Piaggio MP3: Auf drei Rädern durch den Stau

Wendig in der Stadt

Piaggio MP3: Auf drei Rädern durch den Stau
Der Piaggio MP3 ist für volle Städte das richtige Gefährt. © Piaggio

In Paris sind Staus allgegenwärtig. Vor diesem Hintergrund sind extrem viele Roller unterwegs. Besonders beliebt ist dabei die Piaggio MP3. Nun gibt es sie in der zweiten Generation. Was sie zu bieten hat, zeigt unser Fahrbericht.

Von Ulf Böhringer

Frankreichs Hauptstadt ist, straßenverkehrstechnisch gesehen, im doppelten Sinne ein heißes Pflaster: Erstens ist die Verkehrsdichte legendär und zweitens der Kopfsteinpflasteranteil für eine Metropole ungewöhnlich hoch. Der erstgenannte Aspekt führt dazu, dass die Zweiradnutzung extrem hoch im Kurs steht, denn Staus sind allgegenwärtig, freie Parkplätze dagegen mehr als rar.

Der zweite Aspekt hat die Pariser in den letzten acht Jahren in Scharen auf den Piaggio MP3 umsteigen lassen; mit seinen zwei Vorderrädern und einem Hinterrad ist er deutlich fahrsicherer als ein konventioneller Roller, aber dennoch beinahe gleich wendig. Die zweite MP3-Generation, im Pariser Gewühl soeben präsentiert, behält alle Vorteile des Erstlings, bietet als 500er jedoch ab sofort mehr Raum für Passagiere und Gepäck sowie ein Komfort-Plus, vor allem aber dank Antischlupfregelung, ABS, größerer Vorderräder und vergrößerter Bremsen mehr Sicherheit.

Nur geringe Modifikationen

Der Umfang der optischen Veränderungen entspricht ungefähr der Retusche vom Golf VI zum Golf VII. Kein modifiziertes Detail sticht so richtig ins Auge, aber insgesamt lässt der neue MP3 den bisherigen fast schon plump aussehen.
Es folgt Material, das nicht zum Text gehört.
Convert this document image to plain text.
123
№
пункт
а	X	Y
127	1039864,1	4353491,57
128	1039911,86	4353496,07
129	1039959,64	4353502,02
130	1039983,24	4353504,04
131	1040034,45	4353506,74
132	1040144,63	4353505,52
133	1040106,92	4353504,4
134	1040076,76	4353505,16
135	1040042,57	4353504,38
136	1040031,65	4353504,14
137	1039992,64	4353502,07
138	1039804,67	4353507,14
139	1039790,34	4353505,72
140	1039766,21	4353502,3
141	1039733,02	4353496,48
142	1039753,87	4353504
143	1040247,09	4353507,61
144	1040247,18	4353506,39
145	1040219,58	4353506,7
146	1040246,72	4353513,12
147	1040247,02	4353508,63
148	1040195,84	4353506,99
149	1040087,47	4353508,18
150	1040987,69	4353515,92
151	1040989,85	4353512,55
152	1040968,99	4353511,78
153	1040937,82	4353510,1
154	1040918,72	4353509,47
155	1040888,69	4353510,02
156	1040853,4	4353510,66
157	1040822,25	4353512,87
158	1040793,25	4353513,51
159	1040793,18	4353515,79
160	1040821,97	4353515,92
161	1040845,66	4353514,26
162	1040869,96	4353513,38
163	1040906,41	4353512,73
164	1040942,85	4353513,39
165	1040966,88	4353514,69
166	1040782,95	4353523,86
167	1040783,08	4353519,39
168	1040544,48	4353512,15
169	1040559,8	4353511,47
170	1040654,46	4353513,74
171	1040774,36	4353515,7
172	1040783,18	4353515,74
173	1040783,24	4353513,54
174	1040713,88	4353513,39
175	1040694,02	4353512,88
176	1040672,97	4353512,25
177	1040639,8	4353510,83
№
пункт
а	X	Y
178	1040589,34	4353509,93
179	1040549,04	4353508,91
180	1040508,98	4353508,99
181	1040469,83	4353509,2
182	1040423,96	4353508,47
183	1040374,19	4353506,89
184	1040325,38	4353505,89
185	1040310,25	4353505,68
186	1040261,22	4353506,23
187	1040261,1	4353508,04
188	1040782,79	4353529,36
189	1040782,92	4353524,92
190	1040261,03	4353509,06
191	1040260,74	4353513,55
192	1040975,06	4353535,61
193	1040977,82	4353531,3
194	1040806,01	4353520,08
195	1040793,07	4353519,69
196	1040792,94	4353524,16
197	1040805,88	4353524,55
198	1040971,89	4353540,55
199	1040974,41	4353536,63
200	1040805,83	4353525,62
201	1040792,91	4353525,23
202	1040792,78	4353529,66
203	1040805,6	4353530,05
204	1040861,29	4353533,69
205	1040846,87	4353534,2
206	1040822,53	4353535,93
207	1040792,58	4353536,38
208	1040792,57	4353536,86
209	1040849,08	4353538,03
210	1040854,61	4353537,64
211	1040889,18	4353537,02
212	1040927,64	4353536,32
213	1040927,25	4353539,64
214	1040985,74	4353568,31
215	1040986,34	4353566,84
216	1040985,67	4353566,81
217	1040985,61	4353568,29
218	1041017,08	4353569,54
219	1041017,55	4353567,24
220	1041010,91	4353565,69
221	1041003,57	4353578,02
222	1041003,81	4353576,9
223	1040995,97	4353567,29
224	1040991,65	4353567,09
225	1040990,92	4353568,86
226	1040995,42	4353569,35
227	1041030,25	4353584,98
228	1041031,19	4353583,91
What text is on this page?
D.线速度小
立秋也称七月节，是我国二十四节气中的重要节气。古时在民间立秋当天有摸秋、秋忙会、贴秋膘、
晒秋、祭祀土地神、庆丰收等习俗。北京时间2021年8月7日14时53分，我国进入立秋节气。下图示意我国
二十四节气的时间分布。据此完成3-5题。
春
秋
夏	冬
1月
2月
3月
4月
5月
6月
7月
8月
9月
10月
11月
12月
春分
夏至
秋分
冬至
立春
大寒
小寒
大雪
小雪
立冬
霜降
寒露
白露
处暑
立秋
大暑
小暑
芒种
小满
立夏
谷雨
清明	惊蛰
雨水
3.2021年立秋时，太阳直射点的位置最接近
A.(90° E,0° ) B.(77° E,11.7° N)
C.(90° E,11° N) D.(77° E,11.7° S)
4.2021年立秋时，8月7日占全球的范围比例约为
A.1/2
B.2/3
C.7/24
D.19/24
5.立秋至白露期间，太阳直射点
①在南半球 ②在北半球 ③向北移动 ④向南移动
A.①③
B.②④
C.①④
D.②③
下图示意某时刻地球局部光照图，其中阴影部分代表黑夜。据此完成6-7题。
Insbesondere das neu designte Heck schmeichelt dem Auge des Betrachters. Dass die Heckklappe entfallen ist, darf als großer Vorteil gelten, denn der Stauraum unter der elektrisch entriegelbaren Sitzbank ist jetzt wesentlich besser zugänglich als bisher; zwei ausgewachsene Integralhelme passen hinein. Zusätzlich findet sich jetzt am Heck ein kleiner Gepäckträger.

Viel mehr Platz steht ab sofort auch dem Fahrer und einer eventuellen Sozia zur Verfügung: Die Sitzbanklänge ist durch das Update um 25 Prozent gewachsen, der Sitz selbst ist bequemer und weist vorne wie hinten eine kleine, wohltuende Rückenstütze auf. Der Abstand vom Sitz zum Fußraum ist angenehm gewählt, so dass ziemlich Große, aber auch eher Kleinere sich bequem untergebracht fühlen.

Gute Sitzposition

Auch der Boden ist für MP3-Piloten ab etwa 1,65 Meter Körpergröße gut erreichbar. Sehr gut schützt auch das Windschild; für Ganzjahres-Fahrer ist ein Riesen-Windschild als Zubehör lieferbar, das seine volle Wirkung aber nur bei halbwegs zügiger Fahrt entfaltet. Auch eine Wetterschutzdecke, die mit Laschen am Fahrzeug fixiert werden kann, ist erhältlich und wird von den Pariser Roller-Profis auch eifrig genutzt.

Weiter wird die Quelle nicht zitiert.